Getaway weekend: Villeneuve-lez-Avignon and its secret 14th century Charterhouse
This charming little town on the banks of the Rhône conceals treasures of heritage including the Charterhouse, an exceptional place dating from the 14th century.
Villeneuve-lez-Avignon welcomed popes and cardinals from the time when Avignon was the capital of their kingdom, in the 14th century. From this piece of history, the medieval city has preserved an exceptional heritage, less known than the Avignon palace but just as fascinating.
Along its narrow mineral streets, one guesses the splendor of yesteryear of the clergy. The cardinal’s liveries, summer residences of the popes, today private houses, testify to this period, like the Priory, where today the sweet sin of gluttony is committed. This former 14th century cloister has been a starred institution for many years. We have lunch there under the trellises of wisteria facing the priest’s garden. But the most beautiful treasure is hidden in the heart of the cardinal city. You have to be attentive rue de la République to find the paved alley, lined with plane trees that leads there. The vast Charterhouse with its church, its three cloisters, its gardens, its chapel and its cells has existed for eight centuries as its order wished: secret and discreet and just as Pope Innocent VI imagined it, breaking with the excesses of opulence of its predecessors.
On entering the church, it is its elegant sobriety that seizes and invites meditation, one of the three pillars of the Carthusian monks along with solitude and silence. The monks’ cells surround the small cloister with greenery, an enclosed paradise for the Carthusians who live recluse in these austere rooms where they pray from 2:50 am, sleep and eat there. A brother brings them the meal through a serving hatch, a small double-entry cupboard near the door. Upstairs, they have a room used for manual work where they make small objects.
Carthusians rarely leave their cell
The Carthusians lead a spartan existence and only leave their cell to cultivate their garden, almost in a Voltairian way. They take care of their flowers and pay homage to the creator. They leave their cell to pray or… to go to prison. Behind a strong studded wooden door, in one of the seven spaces – as many as the deadly sins – of 12 m2 with a table, a bed and a small skylight, the brother is serving his sentence which cannot exceed one year.
An unfindable treasure
800 years later, the prison hosts contemporary installations and the charterhouse has become a cultural center that offers several events including the polar festival. In the summer, she lives in connection with the Festival d’Avignon and throughout the year, welcomes her in residence, within the cells of the Carthusians, the authors. They are also occasionally transformed into spaces for the presentation of temporary exhibitions. Visitors now wander through the cloister of the cemetery which served as a necropolis for more than 600 monks. Around the Saint-Jean cloister where the brothers threshed the grain, tourists had a drink. Who knows ? Perhaps during their visit they passed very close to the treasure of the Carthusians. For eight centuries, it has not been found.
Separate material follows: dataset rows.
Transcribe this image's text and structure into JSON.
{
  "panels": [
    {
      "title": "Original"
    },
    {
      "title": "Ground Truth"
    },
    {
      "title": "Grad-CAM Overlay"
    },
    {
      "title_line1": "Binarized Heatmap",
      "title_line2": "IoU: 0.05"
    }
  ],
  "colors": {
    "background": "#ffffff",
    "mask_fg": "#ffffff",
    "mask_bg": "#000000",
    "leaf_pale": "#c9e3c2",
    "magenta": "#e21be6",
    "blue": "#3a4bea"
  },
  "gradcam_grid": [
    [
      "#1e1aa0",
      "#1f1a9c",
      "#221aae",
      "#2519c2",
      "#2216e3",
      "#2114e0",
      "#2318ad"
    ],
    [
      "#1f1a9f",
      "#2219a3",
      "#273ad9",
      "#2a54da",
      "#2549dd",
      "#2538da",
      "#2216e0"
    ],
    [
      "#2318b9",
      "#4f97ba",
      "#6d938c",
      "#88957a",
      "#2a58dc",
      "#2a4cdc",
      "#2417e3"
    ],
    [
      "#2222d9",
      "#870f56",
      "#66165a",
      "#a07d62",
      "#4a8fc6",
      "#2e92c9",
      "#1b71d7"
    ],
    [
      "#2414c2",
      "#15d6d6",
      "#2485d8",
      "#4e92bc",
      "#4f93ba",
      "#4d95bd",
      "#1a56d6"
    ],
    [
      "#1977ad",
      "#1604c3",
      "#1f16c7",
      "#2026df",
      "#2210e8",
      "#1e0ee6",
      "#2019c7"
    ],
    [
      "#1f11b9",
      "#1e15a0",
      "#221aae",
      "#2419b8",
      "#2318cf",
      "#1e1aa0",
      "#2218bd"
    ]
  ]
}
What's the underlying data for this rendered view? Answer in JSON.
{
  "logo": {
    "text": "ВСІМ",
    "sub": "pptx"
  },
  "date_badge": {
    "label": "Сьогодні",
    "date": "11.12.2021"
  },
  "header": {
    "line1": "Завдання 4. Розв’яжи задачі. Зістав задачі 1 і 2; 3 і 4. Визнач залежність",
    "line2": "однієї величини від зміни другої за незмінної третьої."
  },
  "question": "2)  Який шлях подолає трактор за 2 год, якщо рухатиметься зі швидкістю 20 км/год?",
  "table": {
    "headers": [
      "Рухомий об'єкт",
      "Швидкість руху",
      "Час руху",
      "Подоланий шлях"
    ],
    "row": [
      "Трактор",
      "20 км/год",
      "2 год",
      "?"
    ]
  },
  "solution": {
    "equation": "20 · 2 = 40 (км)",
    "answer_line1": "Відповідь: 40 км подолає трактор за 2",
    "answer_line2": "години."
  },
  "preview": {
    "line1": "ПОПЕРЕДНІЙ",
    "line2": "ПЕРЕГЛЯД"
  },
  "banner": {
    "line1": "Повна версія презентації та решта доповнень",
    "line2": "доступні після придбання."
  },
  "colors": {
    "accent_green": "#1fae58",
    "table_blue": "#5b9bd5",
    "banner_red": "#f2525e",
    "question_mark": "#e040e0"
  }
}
The chartreuse, 17-5 alley of Mûriers, Villeneuve-lez-Avignon. Every day from 10 a.m. to 1 p.m. and from 2 p.m. to 5 p.m. 8€, 6.50€. chartreuse.org
And also
Where to eat ?
The city has a slew of good, even very good restaurants, the most essential of which, The prayer, to be tested as soon as it reopens after the winter break. Not far from there, Piazza San Marco, Natureabsolute and The emulsion are among the highly recommended tables. The first offers audacious and ethical cuisine; the second favors dishes cooked at low temperature which change every day. Finally, the Bronzini house located in an old oil mill is a charming address, where it is pleasant to have lunch in winter near the large fireplace.
Or sleep ?
The Hotel de l’Atelier is a haven of peace full of charm in the heart of the city. This former 16th century silk workshop offers rooms around €80 (hoteldelatelier.com). On leaving town, the YMCAs Villeneuve-lez-Avignon has very low prices and a breathtaking view of the city of the Popes. In a less rootsy and more chic register, perched on the foothills of the Philippe Le Bel tower, the (guest) house Orsini also offers a superb panorama of Avignon.
The city at polar time
This is the unmissable meeting place for thriller lovers. Until November 13, the Charterhouse welcomes authors for signing sessions, meetings and round tables. Animations and exhibitions take place throughout the city as well as readings. This year, the festival is enriched by three cinema evenings, including one dedicated to Stephen King. Finally, who from Max Monnehay, Gilles Vincent, Jean-Luc Bizien, Frédéric Paulin, Olivier Bordaçarre or Sylvie Cagninacci will receive the readers’ prize?